The show taught him how to write under pressure. It taught him what not to do.
What You Can Learn From the Odenkirk Era
If you're a creative, Odenkirk’s stint at SNL is basically a masterclass in "the messy middle."
- Don't mistake a "dream job" for your final destination. For Odenkirk, SNL was a stepping stone, even though it felt like the center of the universe at the time.
- Own your mistakes. He’s spent the last decade being incredibly open about his bad attitude during those years. That self-awareness is why people love working with him now.
- Hold onto your "Hot Dog Vendor." Just because a gatekeeper (like Lorne Michaels) doesn't "get" your best idea doesn't mean it isn't good.
Bob Odenkirk eventually returned to host in a way, but his legacy at the show remains that of the "brilliant, difficult writer." He was the guy who saw where comedy was going before the show did.
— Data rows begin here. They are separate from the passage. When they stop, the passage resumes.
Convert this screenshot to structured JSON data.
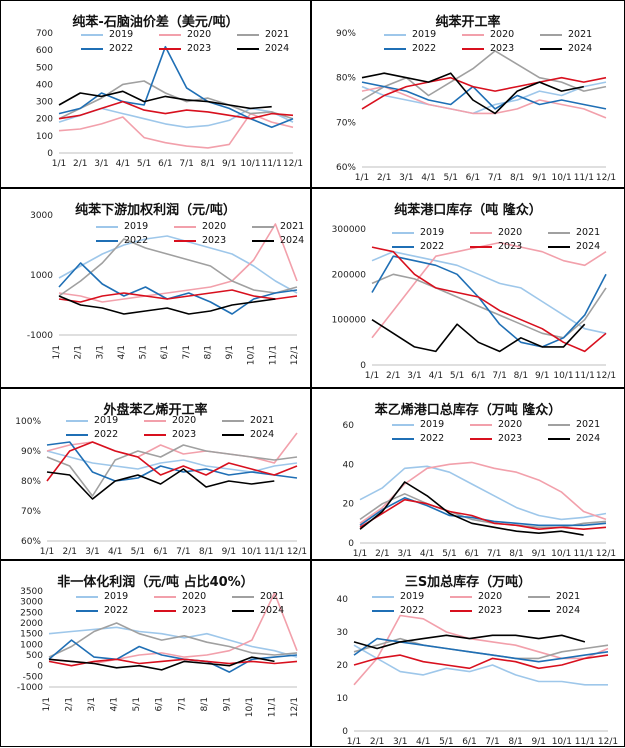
{
  "colors": {
    "2019": "#9ec7ea",
    "2020": "#f2a0ab",
    "2021": "#a0a0a0",
    "2022": "#1f6fb5",
    "2023": "#d8101e",
    "2024": "#000000"
  },
  "months12": [
    "1/1",
    "2/1",
    "3/1",
    "4/1",
    "5/1",
    "6/1",
    "7/1",
    "8/1",
    "9/1",
    "10/1",
    "11/1",
    "12/1"
  ],
  "chart_data": [
    {
      "type": "line",
      "title": "纯苯-石脑油价差（美元/吨）",
      "ylim": [
        0,
        700
      ],
      "yticks": [
        "0",
        "100",
        "200",
        "300",
        "400",
        "500",
        "600",
        "700"
      ],
      "series": [
        {
          "name": "2019",
          "values": [
            180,
            220,
            260,
            230,
            200,
            170,
            150,
            160,
            190,
            260,
            240,
            180
          ]
        },
        {
          "name": "2020",
          "values": [
            130,
            140,
            170,
            210,
            90,
            60,
            40,
            30,
            50,
            230,
            180,
            150
          ]
        },
        {
          "name": "2021",
          "values": [
            200,
            260,
            320,
            400,
            420,
            350,
            300,
            320,
            280,
            230,
            240,
            200
          ]
        },
        {
          "name": "2022",
          "values": [
            230,
            260,
            350,
            300,
            280,
            620,
            380,
            300,
            260,
            200,
            150,
            200
          ]
        },
        {
          "name": "2023",
          "values": [
            200,
            220,
            260,
            300,
            250,
            230,
            250,
            240,
            220,
            200,
            230,
            220
          ]
        },
        {
          "name": "2024",
          "values": [
            280,
            350,
            330,
            360,
            300,
            330,
            310,
            300,
            280,
            260,
            270,
            null
          ]
        }
      ]
    },
    {
      "type": "line",
      "title": "纯苯开工率",
      "ylim": [
        60,
        90
      ],
      "yticks": [
        "60%",
        "70%",
        "80%",
        "90%"
      ],
      "series": [
        {
          "name": "2019",
          "values": [
            78,
            76,
            75,
            74,
            73,
            72,
            74,
            75,
            77,
            76,
            78,
            79
          ]
        },
        {
          "name": "2020",
          "values": [
            77,
            78,
            76,
            74,
            73,
            72,
            72,
            73,
            75,
            74,
            73,
            71
          ]
        },
        {
          "name": "2021",
          "values": [
            75,
            78,
            80,
            76,
            79,
            82,
            86,
            83,
            80,
            79,
            77,
            78
          ]
        },
        {
          "name": "2022",
          "values": [
            79,
            78,
            77,
            75,
            74,
            78,
            73,
            76,
            74,
            75,
            74,
            73
          ]
        },
        {
          "name": "2023",
          "values": [
            73,
            76,
            78,
            79,
            80,
            78,
            77,
            78,
            79,
            80,
            79,
            80
          ]
        },
        {
          "name": "2024",
          "values": [
            80,
            81,
            80,
            79,
            81,
            75,
            72,
            77,
            79,
            77,
            78,
            null
          ]
        }
      ]
    },
    {
      "type": "line",
      "title": "纯苯下游加权利润（元/吨）",
      "ylim": [
        -1000,
        3000
      ],
      "yticks": [
        "-1000",
        "1000",
        "3000"
      ],
      "series": [
        {
          "name": "2019",
          "values": [
            900,
            1300,
            1700,
            2000,
            2200,
            2300,
            2100,
            1900,
            1700,
            1300,
            800,
            400
          ]
        },
        {
          "name": "2020",
          "values": [
            400,
            300,
            100,
            200,
            300,
            400,
            500,
            600,
            800,
            1500,
            2700,
            800
          ]
        },
        {
          "name": "2021",
          "values": [
            300,
            800,
            1400,
            2200,
            1900,
            1700,
            1500,
            1300,
            800,
            500,
            400,
            600
          ]
        },
        {
          "name": "2022",
          "values": [
            600,
            1400,
            700,
            300,
            600,
            200,
            400,
            100,
            -300,
            200,
            400,
            500
          ]
        },
        {
          "name": "2023",
          "values": [
            200,
            100,
            300,
            400,
            300,
            200,
            300,
            400,
            500,
            300,
            200,
            300
          ]
        },
        {
          "name": "2024",
          "values": [
            300,
            0,
            -100,
            -300,
            -200,
            -100,
            -300,
            -200,
            0,
            100,
            200,
            null
          ]
        }
      ]
    },
    {
      "type": "line",
      "title": "纯苯港口库存（吨 隆众）",
      "ylim": [
        0,
        300000
      ],
      "yticks": [
        "0",
        "100000",
        "200000",
        "300000"
      ],
      "series": [
        {
          "name": "2019",
          "values": [
            230000,
            250000,
            240000,
            230000,
            220000,
            200000,
            180000,
            170000,
            140000,
            110000,
            80000,
            70000
          ]
        },
        {
          "name": "2020",
          "values": [
            60000,
            120000,
            180000,
            240000,
            250000,
            260000,
            270000,
            260000,
            250000,
            230000,
            220000,
            250000
          ]
        },
        {
          "name": "2021",
          "values": [
            180000,
            200000,
            190000,
            170000,
            150000,
            130000,
            110000,
            90000,
            70000,
            60000,
            100000,
            170000
          ]
        },
        {
          "name": "2022",
          "values": [
            160000,
            240000,
            230000,
            220000,
            200000,
            150000,
            90000,
            50000,
            40000,
            60000,
            110000,
            200000
          ]
        },
        {
          "name": "2023",
          "values": [
            260000,
            250000,
            200000,
            170000,
            160000,
            150000,
            120000,
            100000,
            80000,
            50000,
            30000,
            70000
          ]
        },
        {
          "name": "2024",
          "values": [
            100000,
            70000,
            40000,
            30000,
            90000,
            50000,
            30000,
            60000,
            40000,
            40000,
            90000,
            null
          ]
        }
      ]
    },
    {
      "type": "line",
      "title": "外盘苯乙烯开工率",
      "ylim": [
        60,
        100
      ],
      "yticks": [
        "60%",
        "70%",
        "80%",
        "90%",
        "100%"
      ],
      "series": [
        {
          "name": "2019",
          "values": [
            90,
            88,
            86,
            85,
            84,
            86,
            87,
            85,
            84,
            83,
            85,
            86
          ]
        },
        {
          "name": "2020",
          "values": [
            90,
            92,
            93,
            90,
            88,
            92,
            89,
            90,
            89,
            88,
            86,
            96
          ]
        },
        {
          "name": "2021",
          "values": [
            88,
            85,
            75,
            87,
            90,
            88,
            92,
            90,
            89,
            88,
            87,
            88
          ]
        },
        {
          "name": "2022",
          "values": [
            92,
            93,
            83,
            80,
            81,
            85,
            83,
            84,
            82,
            83,
            82,
            81
          ]
        },
        {
          "name": "2023",
          "values": [
            80,
            90,
            93,
            90,
            88,
            82,
            85,
            82,
            86,
            84,
            82,
            85
          ]
        },
        {
          "name": "2024",
          "values": [
            83,
            82,
            74,
            80,
            82,
            79,
            84,
            78,
            80,
            79,
            80,
            null
          ]
        }
      ]
    },
    {
      "type": "line",
      "title": "苯乙烯港口总库存（万吨 隆众）",
      "ylim": [
        0,
        60
      ],
      "yticks": [
        "0",
        "20",
        "40",
        "60"
      ],
      "series": [
        {
          "name": "2019",
          "values": [
            22,
            28,
            38,
            39,
            36,
            30,
            24,
            18,
            14,
            12,
            13,
            15
          ]
        },
        {
          "name": "2020",
          "values": [
            10,
            18,
            30,
            38,
            40,
            41,
            38,
            36,
            32,
            26,
            16,
            12
          ]
        },
        {
          "name": "2021",
          "values": [
            12,
            20,
            25,
            20,
            16,
            12,
            10,
            9,
            8,
            8,
            10,
            11
          ]
        },
        {
          "name": "2022",
          "values": [
            9,
            17,
            23,
            19,
            14,
            13,
            11,
            10,
            9,
            9,
            9,
            10
          ]
        },
        {
          "name": "2023",
          "values": [
            8,
            15,
            22,
            20,
            16,
            14,
            10,
            9,
            7,
            8,
            7,
            8
          ]
        },
        {
          "name": "2024",
          "values": [
            7,
            16,
            31,
            24,
            15,
            10,
            8,
            6,
            5,
            6,
            4,
            null
          ]
        }
      ]
    },
    {
      "type": "line",
      "title": "非一体化利润（元/吨 占比40%）",
      "ylim": [
        -1000,
        3500
      ],
      "yticks": [
        "-1000",
        "-500",
        "0",
        "500",
        "1000",
        "1500",
        "2000",
        "2500",
        "3000",
        "3500"
      ],
      "series": [
        {
          "name": "2019",
          "values": [
            1500,
            1600,
            1700,
            1800,
            1600,
            1500,
            1300,
            1500,
            1200,
            900,
            700,
            400
          ]
        },
        {
          "name": "2020",
          "values": [
            300,
            200,
            100,
            300,
            500,
            600,
            400,
            500,
            700,
            1200,
            3400,
            700
          ]
        },
        {
          "name": "2021",
          "values": [
            400,
            900,
            1600,
            2000,
            1500,
            1200,
            1400,
            1100,
            900,
            600,
            500,
            600
          ]
        },
        {
          "name": "2022",
          "values": [
            300,
            1200,
            400,
            300,
            900,
            500,
            300,
            200,
            -300,
            300,
            400,
            500
          ]
        },
        {
          "name": "2023",
          "values": [
            200,
            0,
            200,
            300,
            100,
            200,
            300,
            200,
            100,
            200,
            100,
            200
          ]
        },
        {
          "name": "2024",
          "values": [
            300,
            200,
            100,
            -100,
            0,
            -200,
            200,
            100,
            0,
            400,
            200,
            null
          ]
        }
      ]
    },
    {
      "type": "line",
      "title": "三S加总库存（万吨）",
      "ylim": [
        0,
        40
      ],
      "yticks": [
        "0",
        "10",
        "20",
        "30",
        "40"
      ],
      "series": [
        {
          "name": "2019",
          "values": [
            26,
            22,
            18,
            17,
            19,
            18,
            20,
            17,
            15,
            15,
            14,
            14
          ]
        },
        {
          "name": "2020",
          "values": [
            14,
            22,
            35,
            34,
            30,
            28,
            27,
            26,
            24,
            22,
            22,
            25
          ]
        },
        {
          "name": "2021",
          "values": [
            24,
            26,
            28,
            26,
            25,
            24,
            23,
            22,
            22,
            24,
            25,
            26
          ]
        },
        {
          "name": "2022",
          "values": [
            23,
            28,
            27,
            26,
            25,
            24,
            23,
            22,
            21,
            22,
            23,
            24
          ]
        },
        {
          "name": "2023",
          "values": [
            20,
            22,
            23,
            21,
            20,
            19,
            22,
            21,
            19,
            20,
            22,
            23
          ]
        },
        {
          "name": "2024",
          "values": [
            27,
            25,
            27,
            28,
            29,
            28,
            29,
            29,
            28,
            29,
            27,
            null
          ]
        }
      ]
    }
  ]
}
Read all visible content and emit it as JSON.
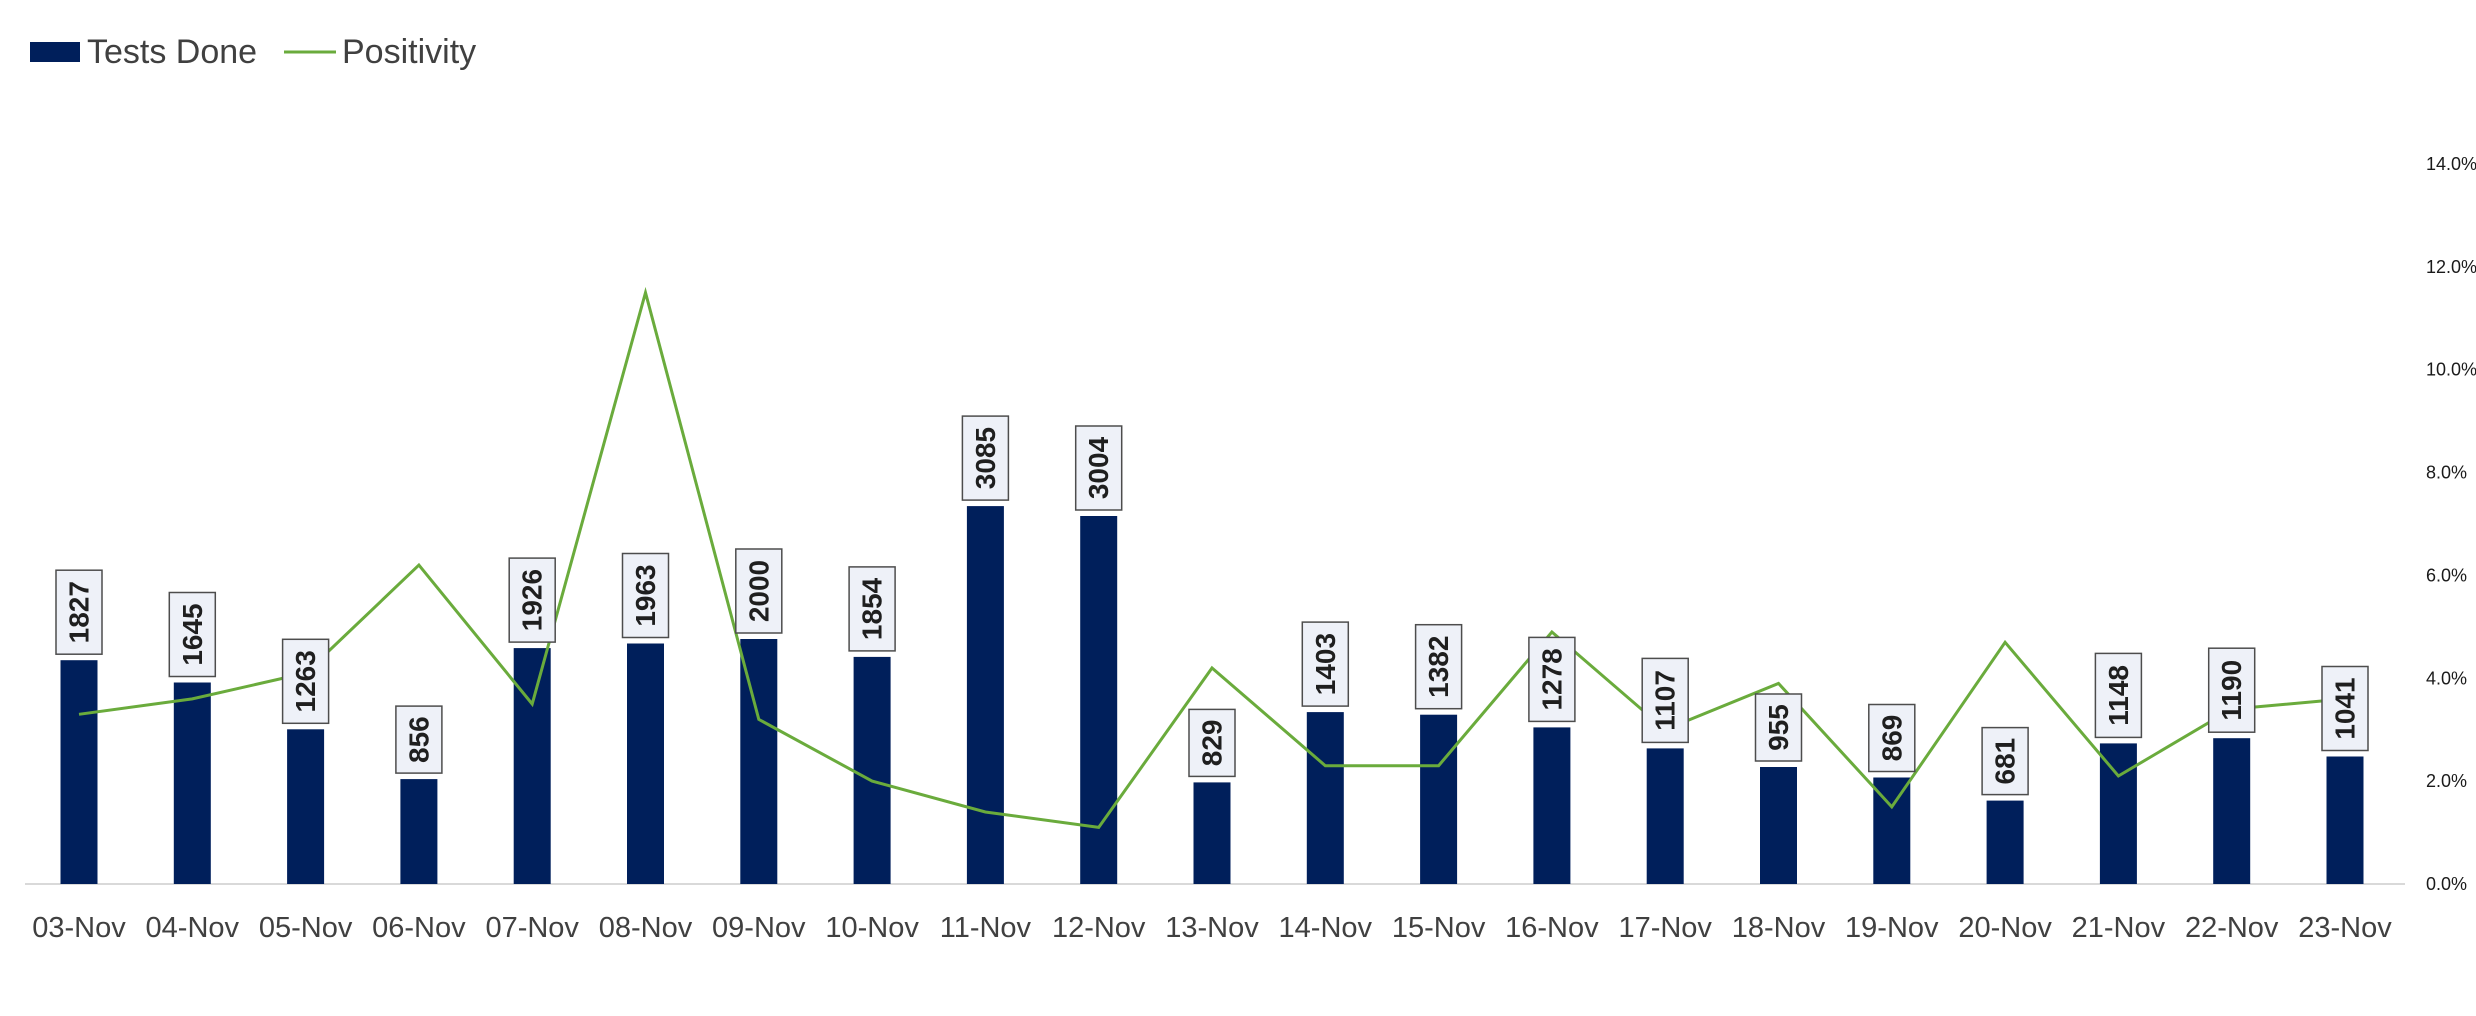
{
  "chart_data": {
    "type": "bar",
    "title": "",
    "xlabel": "",
    "ylabel": "",
    "categories": [
      "03-Nov",
      "04-Nov",
      "05-Nov",
      "06-Nov",
      "07-Nov",
      "08-Nov",
      "09-Nov",
      "10-Nov",
      "11-Nov",
      "12-Nov",
      "13-Nov",
      "14-Nov",
      "15-Nov",
      "16-Nov",
      "17-Nov",
      "18-Nov",
      "19-Nov",
      "20-Nov",
      "21-Nov",
      "22-Nov",
      "23-Nov"
    ],
    "series": [
      {
        "name": "Tests Done",
        "type": "bar",
        "axis": "primary",
        "color": "#001f5b",
        "values": [
          1827,
          1645,
          1263,
          856,
          1926,
          1963,
          2000,
          1854,
          3085,
          3004,
          829,
          1403,
          1382,
          1278,
          1107,
          955,
          869,
          681,
          1148,
          1190,
          1041
        ]
      },
      {
        "name": "Positivity",
        "type": "line",
        "axis": "secondary",
        "color": "#6aab3c",
        "values": [
          3.3,
          3.6,
          4.1,
          6.2,
          3.5,
          11.5,
          3.2,
          2.0,
          1.4,
          1.1,
          4.2,
          2.3,
          2.3,
          4.9,
          3.0,
          3.9,
          1.5,
          4.7,
          2.1,
          3.4,
          3.6
        ]
      }
    ],
    "primary_ylim": [
      0,
      3500
    ],
    "y2lim": [
      0,
      14
    ],
    "y2_ticks": [
      "0.0%",
      "2.0%",
      "4.0%",
      "6.0%",
      "8.0%",
      "10.0%",
      "12.0%",
      "14.0%"
    ],
    "data_labels": true,
    "legend": {
      "position": "top-left",
      "items": [
        "Tests Done",
        "Positivity"
      ]
    },
    "grid": false
  }
}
To really understand his impact, you have to look past the Breaking Bad fame. Look at the scripts. Look at the way Chris Farley moved in that Matt Foley sketch. That’s the Odenkirk touch. It’s loud, it’s physical, and it’s deeply, deeply weird.
Next Steps for Comedy Nerds:
If you want to see the DNA of Odenkirk's writing, track down the "Happy Happy Good Show" recordings or the early Ben Stiller Show sketches. You'll see the exact moment he stopped trying to fit the SNL mold and started building his own. You can also read his memoir, Comedy Comedy Comedy Drama, which gives the most unfiltered look at those 30 Rock years.